Tuesday 15 July 2014

Reading the Classics: Achebe, Steinbeck and Bulgakov

My reading of the classics has been decidedly patchy over the years. I hated everything we studied in English at school on principle - even novels I've later come to adore like Jane Eyre. Essay writing was always a chore so, despite having otherwise loved books, I gave up on taking literature post-16. Talk about shooting yourself in the foot - seems I was intent on blasting a double-barrelled shotgun at mine.

These days I'm trying to make up for my wilderness years, as well as weaning myself off a complete diet of new books, which I tend to read and review for this blog. So here are three recent reads:

Things Fall Apart by Chinua Achebe

I became intrigued by the writing of this internationally acclaimed Nigerian author after discovering its influence on Chimamanda Ngozi Adichie. The opening line of her first novel Purple Hibiscus is a direct reference:
Things started to fall apart at home when my brother Jaja did not go to communion...
I also like the way Achebe and Adichie nestle together on the bookshelf:

 In Things Fall Apart, Okonkwo is an important man in the village of Umuofia, a wrestler and warrior of great esteem. He has three wives, many children and a plentiful supply of yams in his barn. In this patriarchal farming community, life is physically demanding and a successful harvest, the bridge between life and death, is at the mercy of the elements. There's a strict hierarchy to respect, gods to honour and customs to be obeyed. Often they are brutal; twins are considered evil and left to die in the forest and Okonkwo participates in the killing of a boy he has virtually adopted as a son, in order to appease the Oracle. But things really begin to fall apart when Okwonko offends the gods and is banished from his home. Upon his return, he finds that white men have arrived, threatening to overturn life as he knows it.

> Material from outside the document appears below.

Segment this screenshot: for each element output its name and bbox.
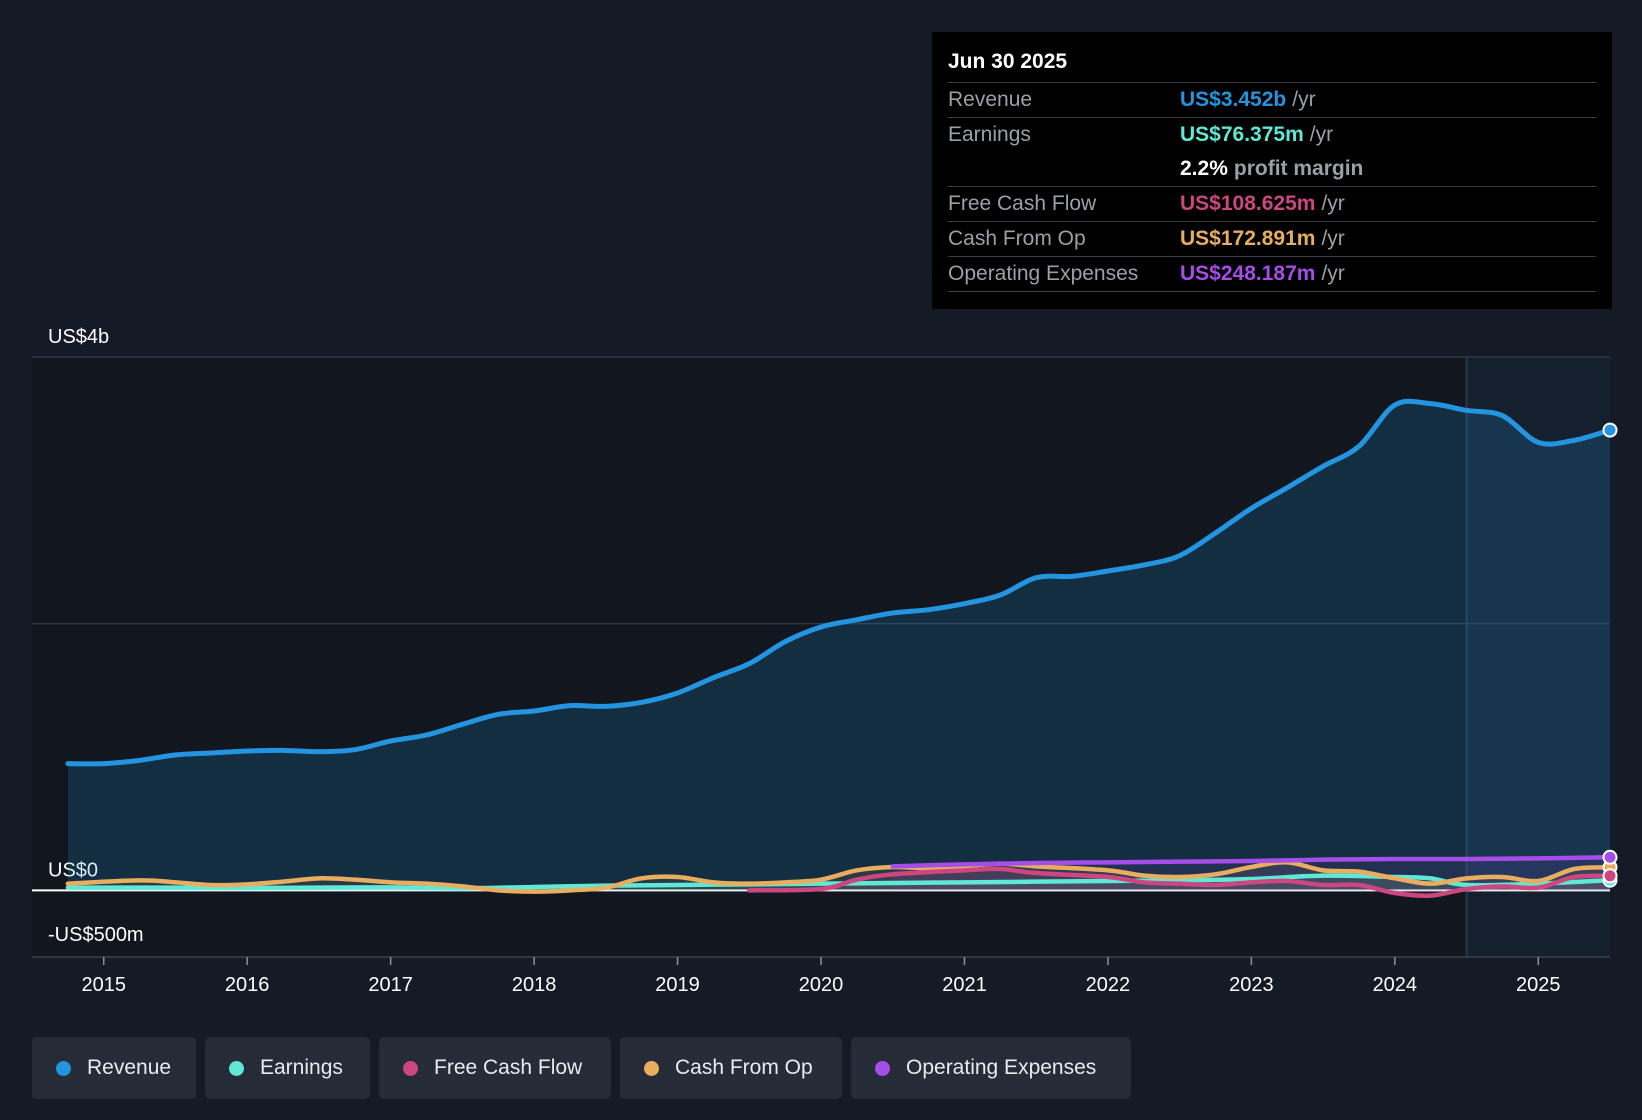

Traditional Nigerian village existence is challenged by the arrival of colonial power in the guise of Christian missionaries and a white civil governor. Things Fall Apart is the first in a trilogy of works about the changes wrought in this community. I was absorbed by the unstinting power and directness of Achebe's writing and will be reading more.

Of Mice and Men by John Steinbeck

Having loved and cried over The Grapes of Wrath, I'd been intending to read Of Mice and Men for a while. It was this book's recent 'banning' from the English syllabus which made me pick it up, interested to find out why it had been studied by a phenomenal 90% of GCSE students in England.

George and Lennie travel together in search of work on the ranches of California during the Great Depression. George, small and quick-witted, looks out for Lennie, a gentle giant of limited mental capacity who doesn't know his own strength. The duo are migrants but dream of a better life where they own their own land and keep rabbits for Lennie to stroke.

Existence on their latest ranch is fraught with danger and, despite being a hard worker, Lennie is ill-equipped for it; there are threatening moments as the boss's son Curley craves a fight, while his new wife is busy craving the attention of every man she happens across. George and Lennie's dream comes so close they can almost reach out and touch it, but tragedy is foreshadowed in the fate of animals be they mice, old mutts or newborn puppies. Foolishly George leaves Lennie on the ranch for an evening while he goes to town with some of the other hands, with farther-reaching repercussions than even he could have imagined.

Steinbeck's writing is as unflinching and atmospheric as ever, but I was startled that such a brief novella, more of a snapshot than a fully developed masterpiece, could have become the book of choice for GCSE. Maybe brevity is the point; the story can easily be absorbed in one sitting and regurgitated without too many problems. But surely it's an issue that there's only one stereotypical female character in the book, even though she has a suggestion of greater depths which could be explored in a longer novel. Does any of this make Of Mice and Men easier to discuss in answering a GCSE question? I have a feeling it might not.

The Master and Margarita by Mikhail Bulgakov

Entering the surreal world of 1930s Moscow when the Devil comes calling was my favourite of these three reads. He appears in the city one evening with a fast-talking black cat named Behometh and a motley collection of other associates, plus a set of bizarre predictions which unnervingly come true. Wreaking havoc all around him, it seems the citizens of Moscow are powerless in his grasp. 

Meanwhile, Pontius Pilate is in Jerusalem, overseeing the trial of Yeshua, a story at the heart of the Master's novel. Margarita, the Master's lover, believes passionately in his work, but given the opportunity by the Devil to become a witch with supernatural powers, she takes it and presides over his midnight ball.

This is a multi-layered satire of good and evil filled with allusion to Stalin's repressive regime and many of the absurdities it created. It is full of cultural and literary references, but tellingly, the devil has all the best lines; 'Manuscripts don't burn' he proclaims as he produces the novel the Master earlier threw on the fire.